Le TA de Paris juge que le transfert du siège d’une société passible de l’impôt sur les sociétés vers un autre Etat membre de l’Union européenne (ou dans certains Etats parties à l’accord sur l’Espace économique européen) intervient à la date de son opposabilité aux tiers et notamment à l’Administration.

Etablissement stable : un immeuble donné en location ne constitue pas un établissement stable – Arrêt de la Cour de Justice de l’Union Européenne du 3 juin 2021, aff. 931/19, Titanium Ltd

Un immeuble donné en location dans un Etat membre par une société qui ne dispose pas de personnel propre pour y exécuter les prestations de gestion locative (lesquelles sont assurées pas une société tierce mandatée à cet effet) ne constitue pas un établissement stable, preneur ou prestataire, en matière de Taxe sur la Valeur Ajoutée (« TVA ») dans la mesure où elle ne dispose d’aucune ressource humaine la rendant capable d’agir de manière autonome.

Etablissement stable et TVA : l’attribution de bénéfices à un établissement stable en France ne suffit pas à caractériser l’existence d’une distribution de revenus en matière de TVA – Arrêt des 9ème et 10ème chambres du CE du 4 juin 2021, n°437988, min. c/ Sté Artelim et Sté Artelim

Selon le CE, ce n’est pas parce que le bénéfice reconstitué par l’Administration au titre de l’exploitation française est supérieur au bénéfice global déclaré par la société étrangère (et imposé dans son Etat de résidence) que cela révèle l’existence d’une distribution.

Résidence fiscale : le CE détermine la résidence fiscale du contribuable sur la base du critère conventionnel de la nationalité – Arrêt de la 9ème chambre du CE du 9 juin 2021, n°431551

Considérant que les circonstances de l’espèce ne permettaient pas de déterminer le lieu où les relations personnelles du contribuable étaient les plus étroites ni le lieu où il séjournait de façon habituelle, le CE fait application du critère résiduel de la nationalité pour déterminer la résidence fiscale de ce dernier.

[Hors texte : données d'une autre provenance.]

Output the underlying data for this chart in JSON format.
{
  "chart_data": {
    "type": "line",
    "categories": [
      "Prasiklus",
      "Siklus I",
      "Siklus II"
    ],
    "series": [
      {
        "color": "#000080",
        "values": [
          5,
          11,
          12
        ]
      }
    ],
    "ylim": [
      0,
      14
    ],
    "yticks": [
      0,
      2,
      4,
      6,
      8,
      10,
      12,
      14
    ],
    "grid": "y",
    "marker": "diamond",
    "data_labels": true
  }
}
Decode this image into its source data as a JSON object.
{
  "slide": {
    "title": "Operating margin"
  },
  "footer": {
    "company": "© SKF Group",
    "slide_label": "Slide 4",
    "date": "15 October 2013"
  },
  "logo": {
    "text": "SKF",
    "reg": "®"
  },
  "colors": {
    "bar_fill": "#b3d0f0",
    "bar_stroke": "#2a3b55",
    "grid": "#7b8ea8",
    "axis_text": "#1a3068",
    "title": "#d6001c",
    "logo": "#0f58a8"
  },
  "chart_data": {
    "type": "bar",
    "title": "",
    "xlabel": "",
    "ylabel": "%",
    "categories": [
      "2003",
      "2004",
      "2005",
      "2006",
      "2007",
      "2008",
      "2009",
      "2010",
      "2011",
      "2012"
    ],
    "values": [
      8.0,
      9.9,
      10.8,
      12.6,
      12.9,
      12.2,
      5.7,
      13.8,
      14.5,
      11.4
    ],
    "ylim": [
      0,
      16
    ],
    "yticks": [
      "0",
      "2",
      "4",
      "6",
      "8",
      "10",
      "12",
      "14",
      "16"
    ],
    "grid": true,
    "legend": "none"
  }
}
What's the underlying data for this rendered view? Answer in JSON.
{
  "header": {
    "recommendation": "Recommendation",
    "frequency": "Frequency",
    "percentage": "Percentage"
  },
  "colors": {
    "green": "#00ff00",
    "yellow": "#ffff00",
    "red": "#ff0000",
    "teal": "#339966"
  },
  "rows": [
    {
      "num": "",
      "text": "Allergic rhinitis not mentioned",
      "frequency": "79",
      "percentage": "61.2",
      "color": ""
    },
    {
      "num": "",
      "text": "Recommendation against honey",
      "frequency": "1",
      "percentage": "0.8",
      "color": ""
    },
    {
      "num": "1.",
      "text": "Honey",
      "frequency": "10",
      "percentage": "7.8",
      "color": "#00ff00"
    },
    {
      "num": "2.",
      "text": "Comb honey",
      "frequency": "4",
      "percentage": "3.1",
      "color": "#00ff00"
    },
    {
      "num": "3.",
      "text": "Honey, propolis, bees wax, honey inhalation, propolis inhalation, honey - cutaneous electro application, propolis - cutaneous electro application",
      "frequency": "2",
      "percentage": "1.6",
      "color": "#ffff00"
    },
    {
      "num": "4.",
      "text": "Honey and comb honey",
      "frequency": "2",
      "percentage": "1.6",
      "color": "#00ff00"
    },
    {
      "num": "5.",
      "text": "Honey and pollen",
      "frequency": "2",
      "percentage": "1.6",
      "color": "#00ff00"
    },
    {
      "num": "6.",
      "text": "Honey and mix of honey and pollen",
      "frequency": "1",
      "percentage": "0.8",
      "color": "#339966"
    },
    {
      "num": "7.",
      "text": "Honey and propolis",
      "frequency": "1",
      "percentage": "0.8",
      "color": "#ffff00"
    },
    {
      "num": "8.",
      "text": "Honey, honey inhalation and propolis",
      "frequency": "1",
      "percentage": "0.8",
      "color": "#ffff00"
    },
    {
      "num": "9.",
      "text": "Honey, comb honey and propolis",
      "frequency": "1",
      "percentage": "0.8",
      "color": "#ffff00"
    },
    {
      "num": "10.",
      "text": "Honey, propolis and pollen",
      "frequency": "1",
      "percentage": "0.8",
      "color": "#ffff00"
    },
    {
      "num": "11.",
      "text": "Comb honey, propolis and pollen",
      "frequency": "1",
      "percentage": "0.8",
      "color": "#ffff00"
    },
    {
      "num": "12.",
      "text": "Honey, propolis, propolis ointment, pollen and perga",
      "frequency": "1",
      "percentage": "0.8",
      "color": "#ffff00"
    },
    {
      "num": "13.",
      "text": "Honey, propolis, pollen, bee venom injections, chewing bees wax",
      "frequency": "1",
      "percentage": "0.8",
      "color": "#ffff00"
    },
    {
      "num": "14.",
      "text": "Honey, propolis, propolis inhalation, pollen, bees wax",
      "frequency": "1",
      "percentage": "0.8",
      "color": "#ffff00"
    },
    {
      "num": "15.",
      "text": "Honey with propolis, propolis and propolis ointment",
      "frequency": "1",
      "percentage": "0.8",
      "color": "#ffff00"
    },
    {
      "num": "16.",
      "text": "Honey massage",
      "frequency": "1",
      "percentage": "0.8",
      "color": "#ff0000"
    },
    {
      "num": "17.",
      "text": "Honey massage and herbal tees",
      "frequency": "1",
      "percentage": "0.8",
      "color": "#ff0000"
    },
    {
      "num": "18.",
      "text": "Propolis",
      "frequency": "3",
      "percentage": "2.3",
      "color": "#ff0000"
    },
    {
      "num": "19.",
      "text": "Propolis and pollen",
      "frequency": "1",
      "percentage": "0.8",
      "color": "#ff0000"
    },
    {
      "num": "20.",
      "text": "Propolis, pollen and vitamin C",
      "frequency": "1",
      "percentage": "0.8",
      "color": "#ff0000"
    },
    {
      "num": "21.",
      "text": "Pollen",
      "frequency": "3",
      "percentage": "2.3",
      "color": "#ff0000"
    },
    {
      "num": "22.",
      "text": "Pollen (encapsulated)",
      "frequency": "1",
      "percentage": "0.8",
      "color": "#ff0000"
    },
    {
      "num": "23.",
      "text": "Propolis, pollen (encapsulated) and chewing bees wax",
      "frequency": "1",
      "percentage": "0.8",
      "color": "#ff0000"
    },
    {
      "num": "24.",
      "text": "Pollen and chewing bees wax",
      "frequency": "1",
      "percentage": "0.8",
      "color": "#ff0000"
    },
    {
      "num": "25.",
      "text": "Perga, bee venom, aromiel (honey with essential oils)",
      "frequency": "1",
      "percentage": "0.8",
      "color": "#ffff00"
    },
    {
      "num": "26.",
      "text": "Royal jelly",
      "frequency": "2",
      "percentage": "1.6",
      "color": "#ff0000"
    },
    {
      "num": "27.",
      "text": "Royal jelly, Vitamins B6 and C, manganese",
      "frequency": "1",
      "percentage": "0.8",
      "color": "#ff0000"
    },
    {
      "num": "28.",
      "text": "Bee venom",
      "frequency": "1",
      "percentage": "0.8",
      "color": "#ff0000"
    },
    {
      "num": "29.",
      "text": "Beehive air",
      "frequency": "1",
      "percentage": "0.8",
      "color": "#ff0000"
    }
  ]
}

IV. FISCALITE PATRIMONIALE

Donation : les dons familiaux en espèces pour des travaux de viabilisation du terrain de la future résidence principale peuvent bénéficier de l’exonération temporaire de 100.000 € – Réponse ministérielle Loiseau du 22 juin 2021, n°37231

L’Administration exclut des dons ouvrant droit à l’exonération visée à l’article 790 A bis du CGI les sommes affectées à l’acquisition de terrains à bâtir, mais admet celles affectées aux travaux de viabilisation du terrain d’assiette de la future résidence principale et aux travaux d’extension, d’agrandissement ou de surélévation d’une résidence principale préexistante.